With the following CF structure (this is the minimum to demonstrate the problem) a crash can occur with EventView scheduling:
* hltSteps
- filter_alg
- filter_alg2
* view_make_node
- filter_alg
- view_make_alg
* view_test_node
- view_test_alg
Necessary conditions:
- hltSteps must have StopOverride = False (other flags don't alter the problem, even though hltSteps is set as Sequential)
- filter_alg must pass
- filter_alg2 must fail
- view_make_alg must create at least 1 view
@ssnyder noticed that this was due to an algorithm (view_test_alg) running in a view while the event was already considered finished by the scheduler: see discussion here https://its.cern.ch/jira/browse/ATR-17940 assuming it's visible outside of ATLAS.
The re-use of filter_alg allows the graph traversal to "jump past" filter_alg2 and start scheduling other algorithms.
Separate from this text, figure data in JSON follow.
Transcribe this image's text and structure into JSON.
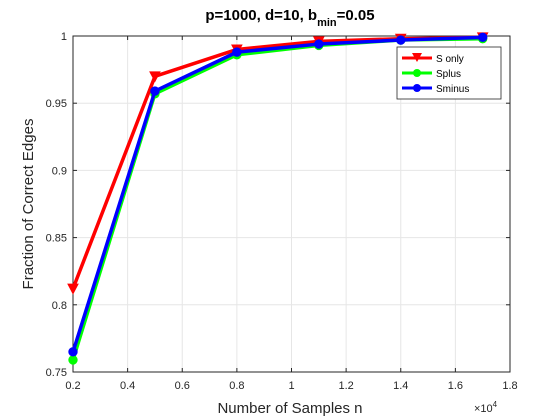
{
  "chart_data": {
    "type": "line",
    "title_parts": {
      "main": "p=1000,  d=10, b",
      "subscript": "min",
      "suffix": "=0.05"
    },
    "xlabel": "Number of Samples n",
    "ylabel": "Fraction of Correct Edges",
    "x_multiplier_label": {
      "base": "×10",
      "exponent": "4"
    },
    "x_scale": 10000,
    "xlim": [
      0.2,
      1.8
    ],
    "ylim": [
      0.75,
      1
    ],
    "x_ticks": [
      0.2,
      0.4,
      0.6,
      0.8,
      1,
      1.2,
      1.4,
      1.6,
      1.8
    ],
    "y_ticks": [
      0.75,
      0.8,
      0.85,
      0.9,
      0.95,
      1
    ],
    "grid": true,
    "legend_position": "top-right",
    "series": [
      {
        "name": "S only",
        "color": "#ff0000",
        "marker": "triangle-down",
        "x": [
          0.2,
          0.5,
          0.8,
          1.1,
          1.4,
          1.7
        ],
        "y": [
          0.812,
          0.97,
          0.99,
          0.996,
          0.998,
          0.999
        ]
      },
      {
        "name": "Splus",
        "color": "#00ff00",
        "marker": "circle",
        "x": [
          0.2,
          0.5,
          0.8,
          1.1,
          1.4,
          1.7
        ],
        "y": [
          0.759,
          0.957,
          0.986,
          0.993,
          0.997,
          0.998
        ]
      },
      {
        "name": "Sminus",
        "color": "#0000ff",
        "marker": "circle",
        "x": [
          0.2,
          0.5,
          0.8,
          1.1,
          1.4,
          1.7
        ],
        "y": [
          0.765,
          0.959,
          0.988,
          0.994,
          0.997,
          0.999
        ]
      }
    ]
  }
}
Then, when filter_alg2 fails the event ends, but there is currently no protection for this possibility in view scheduling and a crash occurs.
Scott suggested the following fix:
diff --git a/GaudiHive/src/AvalancheSchedulerSvc.cpp b/GaudiHive/src/AvalancheSchedulerSvc.cpp
index bae703cff..35858f2c1 100644
--- a/GaudiHive/src/AvalancheSchedulerSvc.cpp
+++ b/GaudiHive/src/AvalancheSchedulerSvc.cpp
@@ -47,6 +47,17 @@ namespace
std::sort( v.begin(), v.end(), DataObjIDSorter() );
return v;
}
+
+ bool subSlotExecuting (const EventSlot& slot)
+ {
+ for (const EventSlot& ss : slot.allSubSlots) {
+ if (ss.algsStates.algsPresent( AlgsExecutionStates::SCHEDULED )) {
+ return true;
+ }
+ }
+ return false;
+ }
+
}
//===========================================================================
@@ -762,6 +773,7 @@ StatusCode AvalancheSchedulerSvc::updateStates( int si, const int algo_index, Ev
// Not complete because this would mean that the slot is already free!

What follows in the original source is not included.